Réflexions humoristiques d'une sexa.

Billet

sport.jpgC’est peu de dire que le concept de souffrir pour le plaisir m’est complètement étranger. Pourtant il paraît qu’au bout d’un moment on crée ses propres endorphines et que ça peut même devenir une drogue.
Personnellement, je préfère atteindre l’extase d’autres manières.

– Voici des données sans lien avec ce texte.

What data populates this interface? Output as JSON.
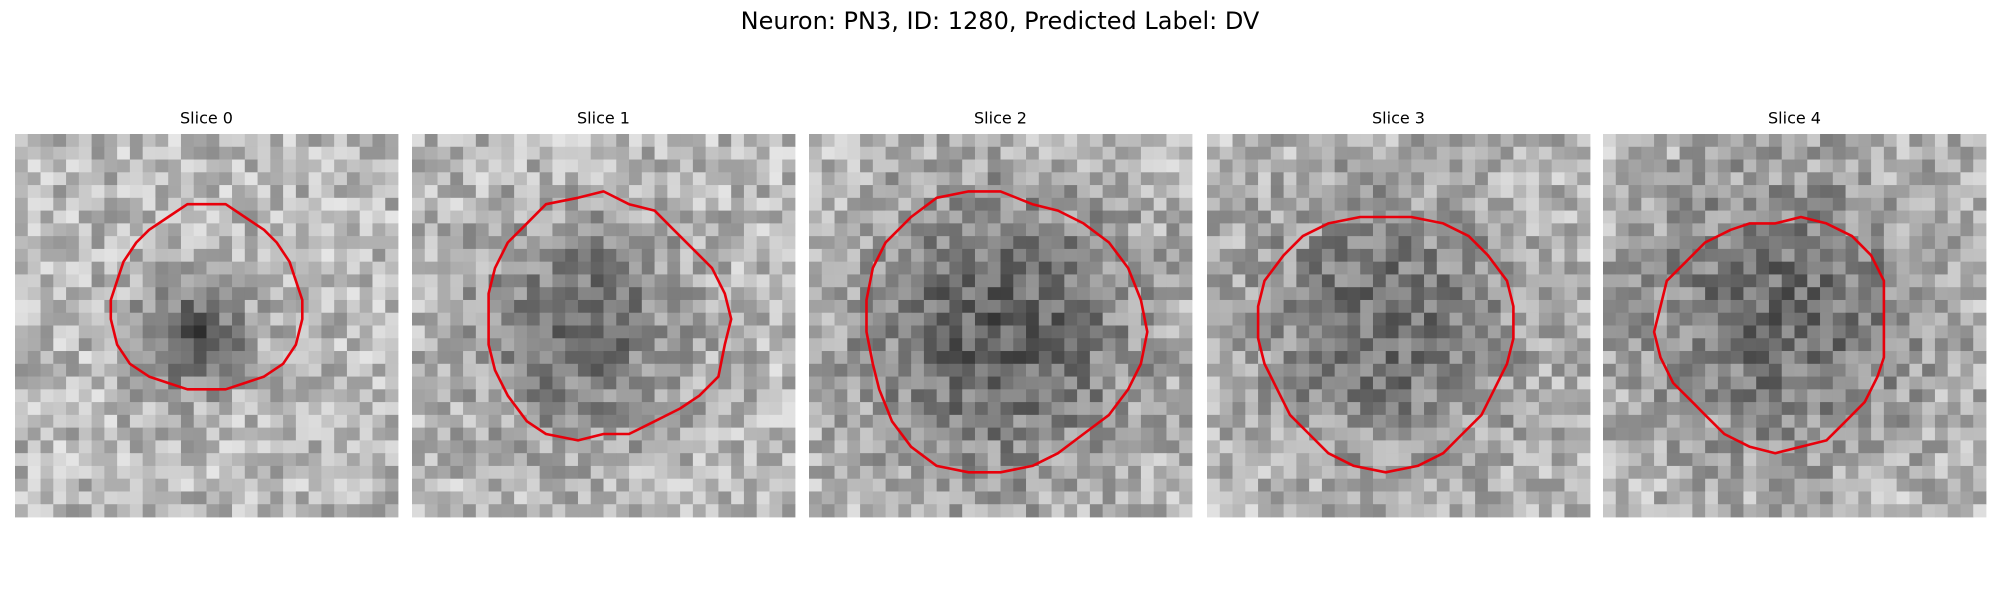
{
  "title": "Neuron: PN3, ID: 1280, Predicted Label: DV",
  "panels": [
    {
      "title": "Slice 0"
    },
    {
      "title": "Slice 1"
    },
    {
      "title": "Slice 2"
    },
    {
      "title": "Slice 3"
    },
    {
      "title": "Slice 4"
    }
  ]
}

Comme tous les enfants, j’aimais tester mes muscles qui se renforçaient au rythme des entraînements ludiques que je leur faisais subir au gré de mes galopades, mes heures de vélo, mes escalades d’arbres et de tout ce qui pouvait être grimpé.
Mais du "vrai" sport je ne connaissais que celui que je voyais à la télévision quand mon oncle et son père s’excitaient, "penalty !", "hors-jeu !", sur le piètre score du Standard ou du Football Club Liégeois éventuellement laminés par le détesté R.S.C. Anderlecht, le dimanche soir devant le "Week-end sportif" ertébéen. Je ne pouvais pas manquer non plus ces interminables après-midi estivales où mon grand-père semblait se passionner, entre deux assoupissements, pour des gars s’appelant Eddy ou Raymond pédalant pendant des heures sur des routes de montagne surchauffées, un air de souffrance extrême sur le visage.
Je servais bien de gardienne de but pour entraîner mon cousin mais, quasi unique sport féminin reconnu (mais plutôt qualifié d’art), la danse classique ne m’intéressait qu’au travers des péripéties cinématographiques de Delphine dans les couloirs de l’Opéra de Paris*.

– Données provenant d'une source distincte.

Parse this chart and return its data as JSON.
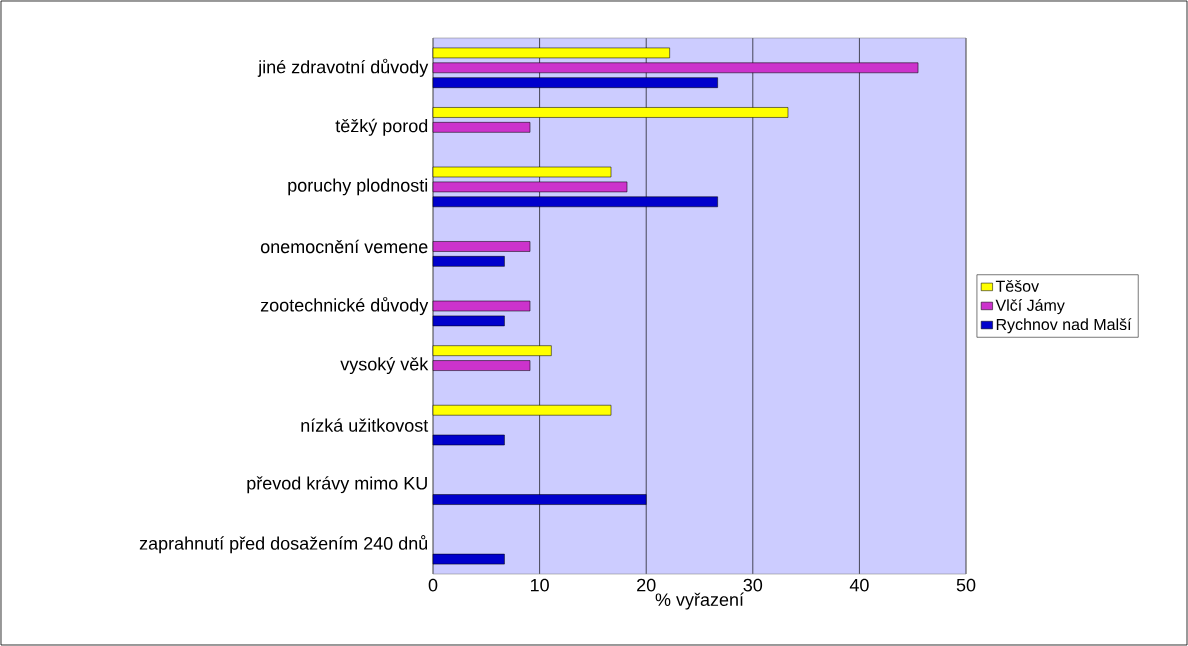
{
  "chart_data": {
    "type": "bar",
    "orientation": "horizontal",
    "xlabel": "%  vyřazení",
    "categories": [
      "jiné zdravotní důvody",
      "těžký porod",
      "poruchy plodnosti",
      "onemocnění vemene",
      "zootechnické důvody",
      "vysoký věk",
      "nízká užitkovost",
      "převod krávy mimo KU",
      "zaprahnutí před dosažením 240 dnů"
    ],
    "series": [
      {
        "name": "Rychnov nad Malší",
        "color": "#0000cc",
        "values": [
          26.7,
          null,
          26.7,
          6.7,
          6.7,
          null,
          6.7,
          20,
          6.7
        ]
      },
      {
        "name": "Vlčí Jámy",
        "color": "#cc33cc",
        "values": [
          45.5,
          9.1,
          18.2,
          9.1,
          9.1,
          9.1,
          null,
          null,
          null
        ]
      },
      {
        "name": "Těšov",
        "color": "#ffff00",
        "values": [
          22.2,
          33.3,
          16.7,
          null,
          null,
          11.1,
          16.7,
          null,
          null
        ]
      }
    ],
    "xlim": [
      0,
      50
    ],
    "xticks": [
      0,
      10,
      20,
      30,
      40,
      50
    ],
    "grid": "x",
    "legend": "right"
  }
}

Bref, le sport pour moi, c’étaient les cours de gymnastique et de natation scolaires dont je garde surtout des souvenirs olfactifs divers allant de la transpiration au chlore en passant par le caoutchouc mouillé et l’odeur de pied transperçant mon délicat odorat. La gymnastique au sol m’emmerdait copieusement, les exercices aux engins me foutaient généralement la trouille et ce n’est pas là que j’appris à nager.
Les "hikes" obligés aux scouts m’ennuyaient prodigieusement, je crois que les enfants n’aiment pas marcher, ne voyant pas l’utilité ni l’intérêt de se fatiguer pour aller d’un point à un autre si lentement, c’est manifestement avec l’âge que vient ce goût, sans doute pour se rassurer de pouvoir encore le faire !
En hiver, nous allions bien patiner sur glace en famille le dimanche mais à cette époque, il n’était pas si courant de mettre son enfant, surtout une fille, à une activité sportive et sauf le court passage par le basket (cf. "Petite" !) donné en heure sup’ à Ste Vé, j’aurais pu ignorer longtemps les joies du sport compétitif.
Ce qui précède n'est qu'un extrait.